Gazete 2011 yılında maddi sorunlar nedeniyle kapatılacağını açıklamış, bunun üzerine gönüllüler hem bir abone kampanyası başlatmış hem de Basın İlan Kurumu'nun azınlık gazetelerine ilan vermeleri önündeki engel kaldırılmıştı.
Ancak ilan verilmesi, diğer gazeteler için olduğu gibi zorunlu tutulmadığı için ilanlar gittikçe azalmış.
Vasiliadis, "Basın ilan kurumu başka bir fondan azınlık gazetelerine bir destekte bulundu. İkinci sene bu destek yarıya indi, üçüncü sene iki üç ay gecikmeyle verildi. Şimdi dördüncü sene ortadan kalktı” diyor.

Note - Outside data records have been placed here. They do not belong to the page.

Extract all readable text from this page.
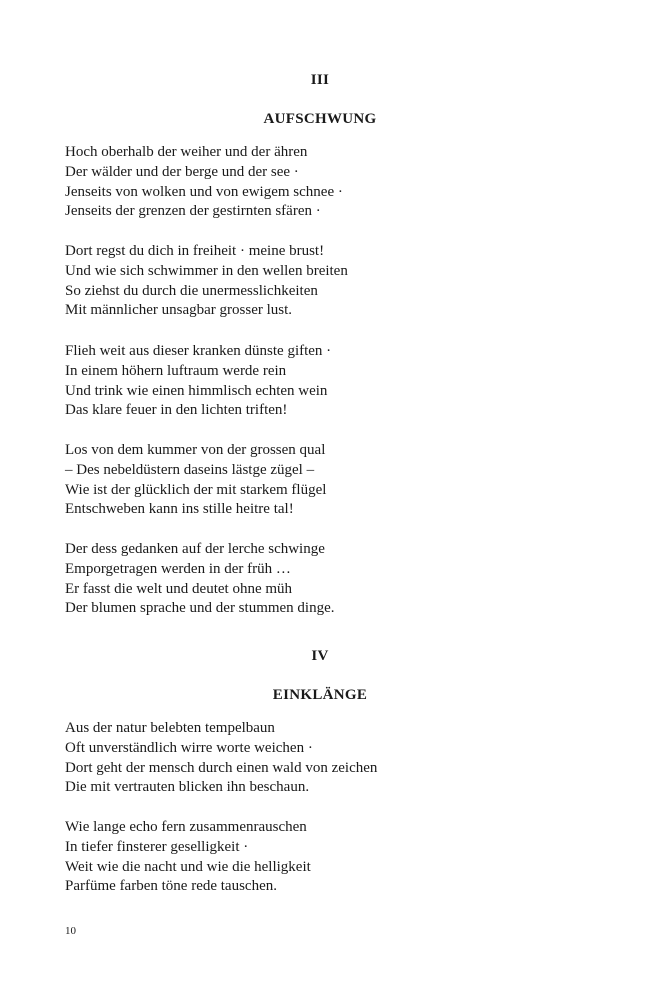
III
AUFSCHWUNG
Hoch oberhalb der weiher und der ähren
Der wälder und der berge und der see ·
Jenseits von wolken und von ewigem schnee ·
Jenseits der grenzen der gestirnten sfären ·
Dort regst du dich in freiheit · meine brust!
Und wie sich schwimmer in den wellen breiten
So ziehst du durch die unermesslichkeiten
Mit männlicher unsagbar grosser lust.
Flieh weit aus dieser kranken dünste giften ·
In einem höhern luftraum werde rein
Und trink wie einen himmlisch echten wein
Das klare feuer in den lichten triften!
Los von dem kummer von der grossen qual
– Des nebeldüstern daseins lästge zügel –
Wie ist der glücklich der mit starkem flügel
Entschweben kann ins stille heitre tal!
Der dess gedanken auf der lerche schwinge
Emporgetragen werden in der früh …
Er fasst die welt und deutet ohne müh
Der blumen sprache und der stummen dinge.
IV
EINKLÄNGE
Aus der natur belebten tempelbaun
Oft unverständlich wirre worte weichen ·
Dort geht der mensch durch einen wald von zeichen
Die mit vertrauten blicken ihn beschaun.
Wie lange echo fern zusammenrauschen
In tiefer finsterer geselligkeit ·
Weit wie die nacht und wie die helligkeit
Parfüme farben töne rede tauschen.
10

Vasiliadis şimdiki durumunu bir esprili bir dille aktarıyor: "Kemerde bir sürü yeni delikler açıldı ama artık kalmadı. Kemeri sıkınca artık sekiz gibi oluyorum.”
"Saati durduracağım”
Peki yıllar önce 35 kişinin çalıştığı ve 50 kişinin dağıttığı Apoyevmatini, delik kalmayan bu kemerle ne kadar dayanabilecek?
Vasiliadis, "kiradan kurtulmak şartıyla” Kasım ortalarına kadar çıkarma imkanı yarattığını, ardından Yılbaşı'nda gelecek ilanlarla ise en fazla Şubat'ın ortasına kadar idare edebileceğini söylüyor ve ekliyor: "Sonrası Allah kerim.”
Çıkan haberler sonrası yetkililerin kendisini arayıp aramadığını sorduğum Vasiliadis, "Herhalde konuyla ilgilenmişlerdir ama henüz o ilgiyi bana göstermediler” yanıtını veriyor.
Telefonu kapatırken, "Taşınacağımız zaman haber vereceğim basına. Gelip çeksinler. Yazıhanemin arkasında bir saat var. Çıkarken o saati de durduracağım. Benim orayı terk ettiğim saatte dursun” diyor.